Abstract

Pneumonia is a common disease in patients. This paper discusses the signal processing techniques of electrocardiogram (ECG) and the statistical analysis of myocardial enzymes in the diagnosis and treatment of patients with pneumonia and analyzes its significance. Detecting the activity of creatine kinase (CK), isoenzyme (CK-MB), and cardiac troponin T (CTnT) before and after treatment in patients with pneumonia and recording the changes of the electrocardiogram with non-invasive bedside conventional electrocardiogram can be useful for medical diagnosis. In addition, in order to eliminate the ECG signal noise to improve the accuracy of analysis and diagnosis, we have introduced a Butterworth filter to achieve the suppression of interference signals.

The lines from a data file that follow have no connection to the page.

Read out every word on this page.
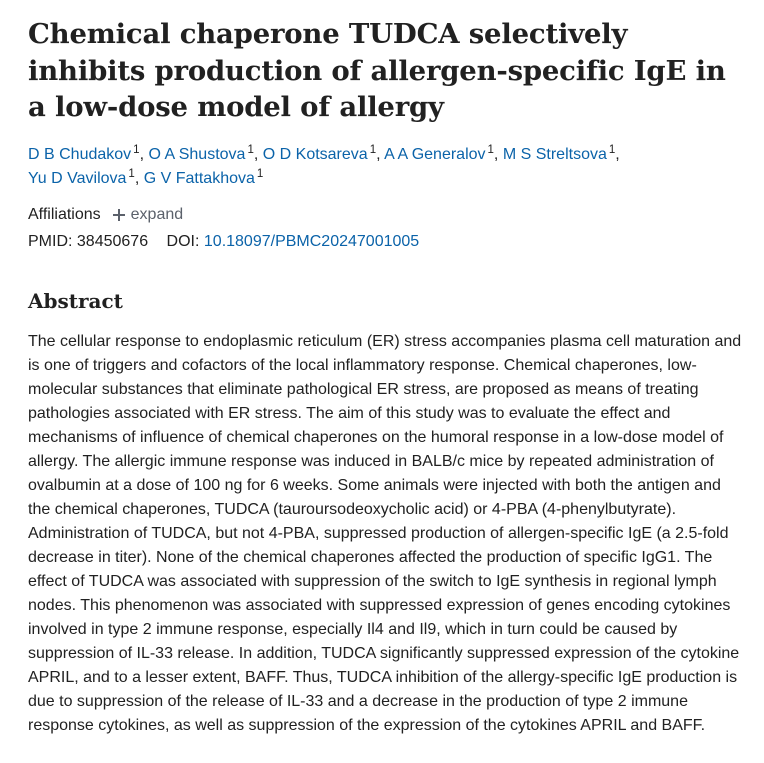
Chemical chaperone TUDCA selectively inhibits production of allergen-specific IgE in a low-dose model of allergy
D B Chudakov $^1$, O A Shustova $^1$, O D Kotsareva $^1$, A A Generalov $^1$, M S Streltsova $^1$,
Yu D Vavilova $^1$, G V Fattakhova $^1$
Affiliations expand
PMID: 38450676 DOI: 10.18097/PBMC20247001005
Abstract
The cellular response to endoplasmic reticulum (ER) stress accompanies plasma cell maturation and is one of triggers and cofactors of the local inflammatory response. Chemical chaperones, low-molecular substances that eliminate pathological ER stress, are proposed as means of treating pathologies associated with ER stress. The aim of this study was to evaluate the effect and mechanisms of influence of chemical chaperones on the humoral response in a low-dose model of allergy. The allergic immune response was induced in BALB/c mice by repeated administration of ovalbumin at a dose of 100 ng for 6 weeks. Some animals were injected with both the antigen and the chemical chaperones, TUDCA (tauroursodeoxycholic acid) or 4-PBA (4-phenylbutyrate). Administration of TUDCA, but not 4-PBA, suppressed production of allergen-specific IgE (a 2.5-fold decrease in titer). None of the chemical chaperones affected the production of specific IgG1. The effect of TUDCA was associated with suppression of the switch to IgE synthesis in regional lymph nodes. This phenomenon was associated with suppressed expression of genes encoding cytokines involved in type 2 immune response, especially Il4 and Il9, which in turn could be caused by suppression of IL-33 release. In addition, TUDCA significantly suppressed expression of the cytokine APRIL, and to a lesser extent, BAFF. Thus, TUDCA inhibition of the allergy-specific IgE production is due to suppression of the release of IL-33 and a decrease in the production of type 2 immune response cytokines, as well as suppression of the expression of the cytokines APRIL and BAFF.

Moreover, the Butterworth filter method is used to denoise the ECG signal, and the selection of wavelet function, the analysis of noise frequency band, and the threshold processing are solved accordingly. This method has the characteristics of simple calculation and fast processing speed. It can effectively suppress baseline drift noise and improve the overall operation speed. The experimental results show that the proposed method can well filter baseline drift, power frequency interference, EMG interference, and other high-frequency interference in ECG signals, and the real-time performance of the Butterworth filter method in the sampling process has good performance, which provides help for diagnosis. Via comparing and analyzing different ECG signal parameters between the groups, the serum levels of CK, CK-MB, and troponin are demonstrated to be significantly increased with the severity of the disease in patients with pneumonia. Abnormal changes in the ECG indicate that the myocardium may be affected after pneumonia in patients. The detection of CK-MB and troponin levels in the serum of patients with pneumonia has very high sensitivity and specificity. Recording electrocardiogram has good intuitive utility. ECG and myocardial enzyme monitoring are of great significance in the diagnosis and treatment of the development of the disease in patients with pneumonia.